Entre os resíduos provenientes das suas operações e os entregues pelos clientes nas lojas, em 2020, o Continente enviou para reciclagem 42.184 toneladas – o peso de 420 baleias-azuis – em plástico, cartão, madeira, pilhas, cortiça e outros materiais, informa a empresa.

“No ano passado, enquanto os negócios da Sonae MC, no seu conjunto, cresceram acima de 9%, a taxa de crescimento dos resíduos geridos pela Sonae MC situou-se abaixo de 2%”, esclarece a firma.

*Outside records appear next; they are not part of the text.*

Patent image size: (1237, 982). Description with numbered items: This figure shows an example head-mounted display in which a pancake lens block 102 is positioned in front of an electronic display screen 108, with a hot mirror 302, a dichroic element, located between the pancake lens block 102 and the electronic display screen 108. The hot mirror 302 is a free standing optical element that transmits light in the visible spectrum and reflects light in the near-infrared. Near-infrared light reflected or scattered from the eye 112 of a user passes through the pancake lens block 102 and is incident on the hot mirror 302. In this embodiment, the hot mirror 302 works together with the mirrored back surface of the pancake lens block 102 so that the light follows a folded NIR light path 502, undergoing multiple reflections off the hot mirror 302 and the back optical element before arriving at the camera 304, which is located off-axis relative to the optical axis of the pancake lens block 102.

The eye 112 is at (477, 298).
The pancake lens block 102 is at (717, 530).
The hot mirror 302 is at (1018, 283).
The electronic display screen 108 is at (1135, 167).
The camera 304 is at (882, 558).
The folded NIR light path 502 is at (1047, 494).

Os resíduos de plástico, maioritariamente material de embalagem, tiveram uma redução de cerca de 1,1% (em relação ao período homólogo) para 2.548 toneladas e o cartão gerado em loja e enviado para reciclagem foi de 37.700 toneladas.

Refere o Continente que em 2020, os clientes entregaram nas lojas Continente, para reciclagem, 503 toneladas de roupa usada, 72 toneladas de óleo alimentar usado, 24 toneladas de baterias usadas, 25 toneladas de pilhas usadas e 33 toneladas de rolhas de cortiça.

“Enquanto retalhista líder, sabemos que o nosso dever é encontrar e implementar medidas que procurem minimizar o impacto da nossa atividade, sensibilizando também fornecedores, parceiros, colaboradores e clientes para a importância do seu contributo. Reforçamos o nosso compromisso público como um agente ativo na consciencialização e mobilização dos portugueses, informando, sensibilizando e promovendo comportamentos de cidadania ambiental, que assegurem o nosso futuro coletivo”, explica Vítor Martins, Diretor de Ambiente da Sonae MC.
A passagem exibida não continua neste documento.